As a scholar of religion and race and an ordained Presbyterian minister, I research these throughlines: how purity is co-constructed through virginity and marriage, how purity instantiates a particular kind of morality, how purity requires the category of gender mediated and constituted by the Other, often the female body, and how all of this a thread through to the establishment of the white, nuclear family. 

Purity culture undergirds systems of oppression and violence legitimized by theological ideologies that say women and young women, in particular — their bodies, their lives, their emotions — are subject to men. In her book #ChurchToo poet and writer Emily Joy Allison shares her own personal story of abuse, and a sharp critique on how "patriarchy and misogyny are problems everywhere, but take on a particularly pernicious form in Christian churches." 

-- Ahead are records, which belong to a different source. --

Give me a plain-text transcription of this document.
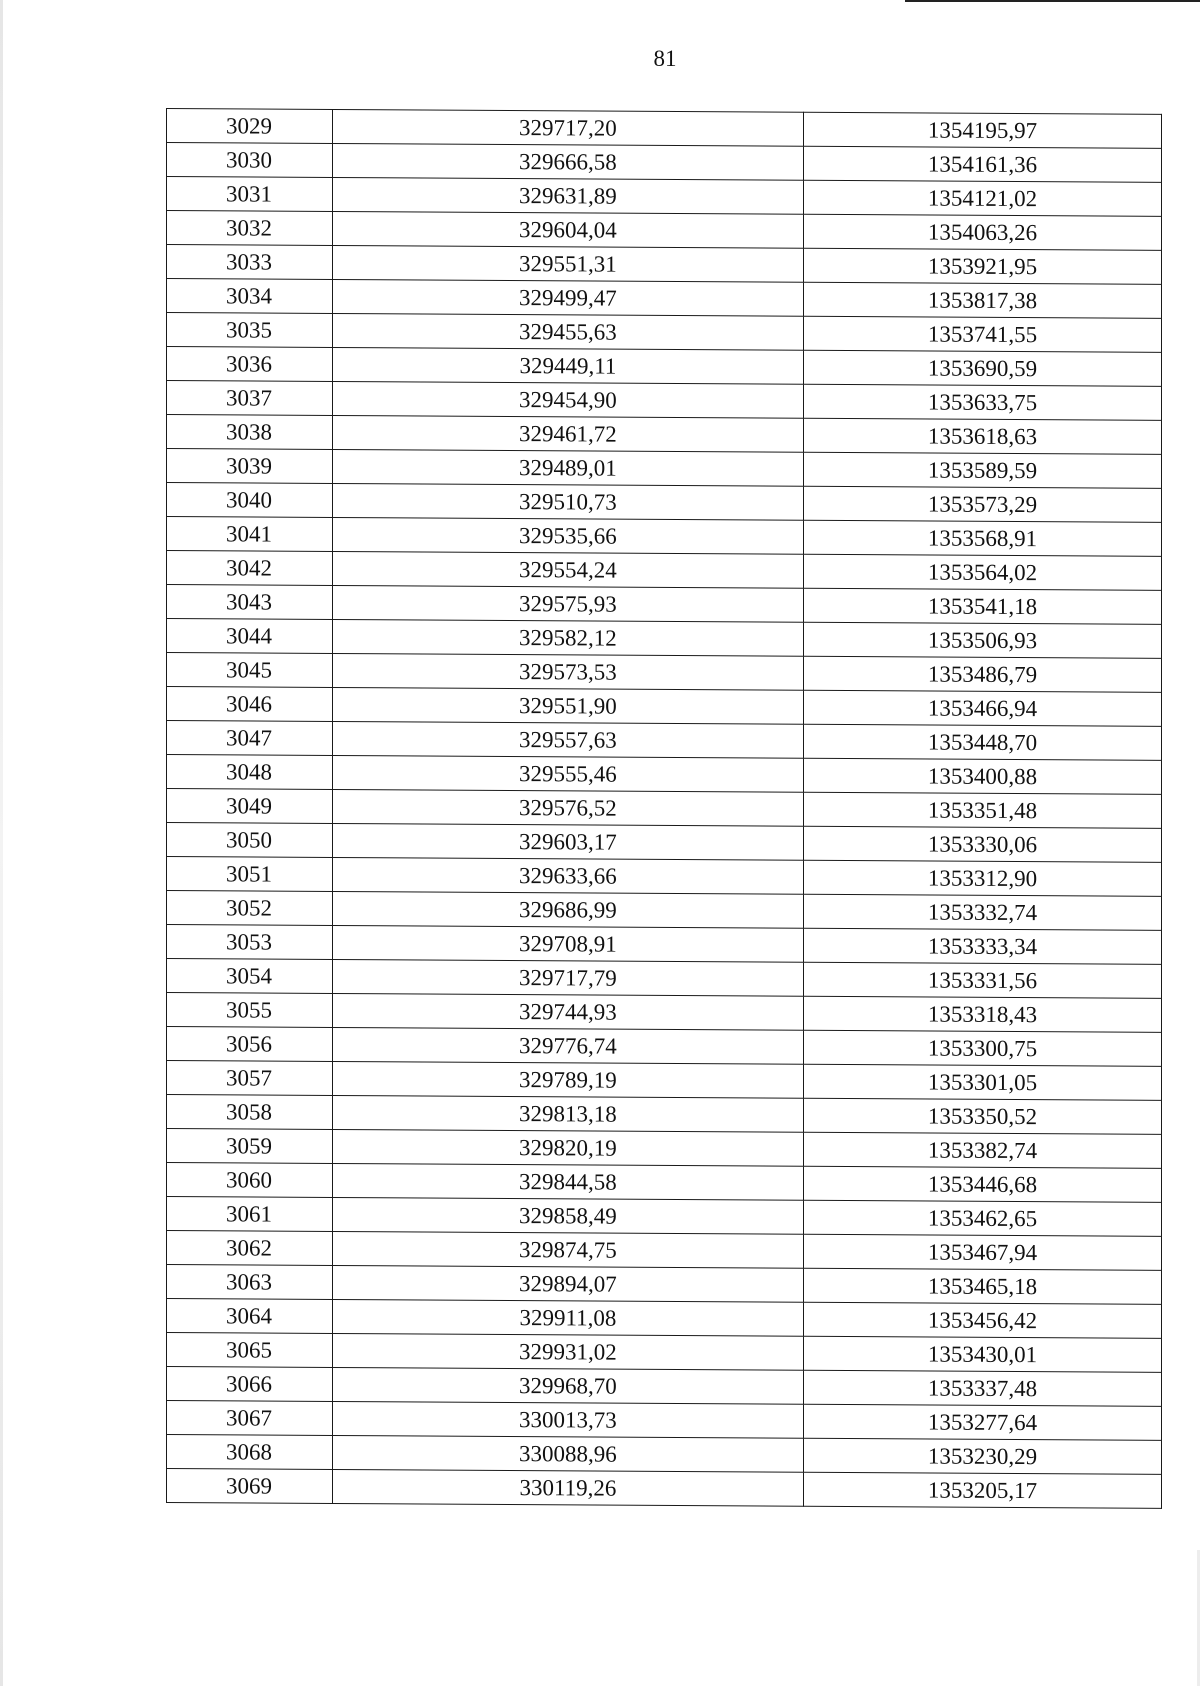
81
3029	329717,20	1354195,97
3030	329666,58	1354161,36
3031	329631,89	1354121,02
3032	329604,04	1354063,26
3033	329551,31	1353921,95
3034	329499,47	1353817,38
3035	329455,63	1353741,55
3036	329449,11	1353690,59
3037	329454,90	1353633,75
3038	329461,72	1353618,63
3039	329489,01	1353589,59
3040	329510,73	1353573,29
3041	329535,66	1353568,91
3042	329554,24	1353564,02
3043	329575,93	1353541,18
3044	329582,12	1353506,93
3045	329573,53	1353486,79
3046	329551,90	1353466,94
3047	329557,63	1353448,70
3048	329555,46	1353400,88
3049	329576,52	1353351,48
3050	329603,17	1353330,06
3051	329633,66	1353312,90
3052	329686,99	1353332,74
3053	329708,91	1353333,34
3054	329717,79	1353331,56
3055	329744,93	1353318,43
3056	329776,74	1353300,75
3057	329789,19	1353301,05
3058	329813,18	1353350,52
3059	329820,19	1353382,74
3060	329844,58	1353446,68
3061	329858,49	1353462,65
3062	329874,75	1353467,94
3063	329894,07	1353465,18
3064	329911,08	1353456,42
3065	329931,02	1353430,01
3066	329968,70	1353337,48
3067	330013,73	1353277,64
3068	330088,96	1353230,29
3069	330119,26	1353205,17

But it’s not just a white church phenomenon. It happens in communities of color all around the country. There is an Instagram account dedicated to making space for former members of Covenant Fellowship Church to share their experiences of abuse, gaslighting, rejection and exclusion by the Church, its former pastor, Min Chung, and its leaders who sought to cover up his sexual abuse of a minor. Purity culture is about assimilation – into the subculture of a community like Covenant Fellowship Church, and into the dominant culture of whiteness and Americanness. It provides the tools necessary for those in power to remain in power. 

After the Atlanta spa shootings, Angie Hong wrote about her own experience in The Atlantic as a Korean American woman contending with purity culture within broader Christian church culture and the Korean church in which she experienced her conversion. The rules of purity created a double-edged sword for her as she had to contend with not only the conflation between virginity and purity within her Korean church but the continuous hypersexualization Asian women experience in the U.S. What I've observed over and over in the literature and lives of women of color is that we are often used to delineate what is pure, and specifically uphold a certain kind of (white) womanhood.   

I write this towards the end of June, a month in which we celebrate PRIDE, immigrant heritages, Juneteenth, and more. As a queer person and an Asian American woman who immigrated to the U.S. with my parents in the late 70s, I know the histories of the violence of purity culture within all sorts of communities, including, if not, especially churches. Purity culture may continue to be in the air all around us, but it doesn’t have to be the only story.